Files
container.training/slides/k8s/dmuc-easy.md
Jérôme Petazzoni 971314a84f 🔧 Minor fixes in DMUC refactor
2023-09-13 16:09:26 +02:00

14 KiB

Building our own cluster (easy)

  • Let's build our own cluster!

    Perfection is attained not when there is nothing left to add, but when there is nothing left to take away. (Antoine de Saint-Exupery)

  • Our goal is to build a minimal cluster allowing us to:

    • create a Deployment (with kubectl create deployment)
    • expose it with a Service
    • connect to that service
  • "Minimal" here means:

    • smaller number of components
    • smaller number of command-line flags
    • smaller number of configuration files

Non-goals

  • For now, we don't care about security

  • For now, we don't care about scalability

  • For now, we don't care about high availability

  • All we care about is simplicity


Our environment

  • We will use the machine indicated as monokube1

  • This machine:

    • runs Ubuntu LTS

    • has Kubernetes, Docker, and etcd binaries installed

    • but nothing is running


The fine print

  • We're going to use a very old version of Kubernetes

    (specifically, 1.19)

  • Why?

  • It's much easier to set up than recent versions

    • it's compatible with Docker (no need to set up CNI)

    • it doesn't require a ServiceAccount keypair

    • it can be exposed over plain HTTP (insecure but easier)

  • We'll do that, and later, move to recent versions of Kubernetes!


Checking our environment

  • Let's make sure we have everything we need first

.lab[

  • Log into the monokube1 machine

  • Get root:

    sudo -i
    
  • Check available versions:

    etcd -version
    kube-apiserver --version
    dockerd --version
    

]


The plan

  1. Start API server

  2. Interact with it (create Deployment and Service)

  3. See what's broken

  4. Fix it and go back to step 2 until it works!

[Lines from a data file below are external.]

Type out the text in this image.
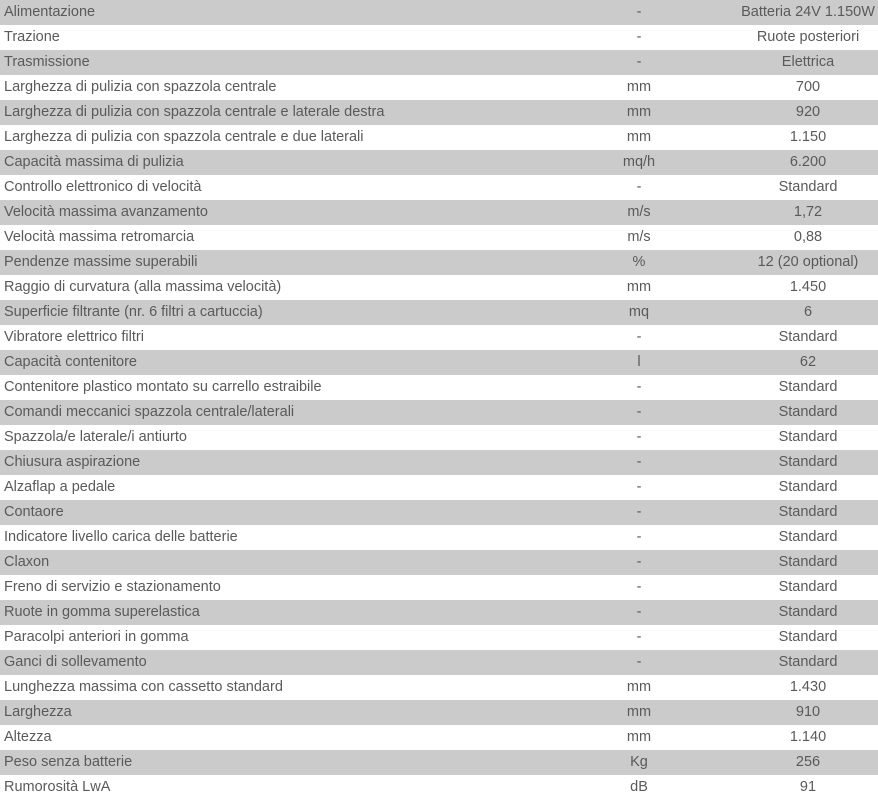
Alimentazione	-	Batteria 24V 1.150W
Trazione	-	Ruote posteriori
Trasmissione	-	Elettrica
Larghezza di pulizia con spazzola centrale	mm	700
Larghezza di pulizia con spazzola centrale e laterale destra	mm	920
Larghezza di pulizia con spazzola centrale e due laterali	mm	1.150
Capacità massima di pulizia	mq/h	6.200
Controllo elettronico di velocità	-	Standard
Velocità massima avanzamento	m/s	1,72
Velocità massima retromarcia	m/s	0,88
Pendenze massime superabili	%	12 (20 optional)
Raggio di curvatura (alla massima velocità)	mm	1.450
Superficie filtrante (nr. 6 filtri a cartuccia)	mq	6
Vibratore elettrico filtri	-	Standard
Capacità contenitore	l	62
Contenitore plastico montato su carrello estraibile	-	Standard
Comandi meccanici spazzola centrale/laterali	-	Standard
Spazzola/e laterale/i antiurto	-	Standard
Chiusura aspirazione	-	Standard
Alzaflap a pedale	-	Standard
Contaore	-	Standard
Indicatore livello carica delle batterie	-	Standard
Claxon	-	Standard
Freno di servizio e stazionamento	-	Standard
Ruote in gomma superelastica	-	Standard
Paracolpi anteriori in gomma	-	Standard
Ganci di sollevamento	-	Standard
Lunghezza massima con cassetto standard	mm	1.430
Larghezza	mm	910
Altezza	mm	1.140
Peso senza batterie	Kg	256
Rumorosità LwA	dB	91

Dealing with multiple processes

  • We are going to start many processes

  • Depending on what you're comfortable with, you can:

    • open multiple windows and multiple SSH connections

    • use a terminal multiplexer like screen or tmux

    • put processes in the background with &
      (warning: log output might get confusing to read!)


Starting API server

.lab[

  • Try to start the API server:
    kube-apiserver
    # It will fail with "--etcd-servers must be specified"
    

]

Since the API server stores everything in etcd, it cannot start without it.


Starting etcd

.lab[

  • Try to start etcd:
    etcd
    

]

Success!

Note the last line of output:

serving insecure client requests on 127.0.0.1:2379, this is strongly discouraged!

Sure, that's discouraged. But thanks for telling us the address!


Starting API server (for real)

  • Try again, passing the --etcd-servers argument

  • That argument should be a comma-separated list of URLs

.lab[

  • Start API server:
    kube-apiserver --etcd-servers http://127.0.0.1:2379
    

]

Success!


Interacting with API server

  • Let's try a few "classic" commands

.lab[

  • List nodes:

    kubectl get nodes
    
  • List services:

    kubectl get services
    

]

We should get No resources found. and the kubernetes service, respectively.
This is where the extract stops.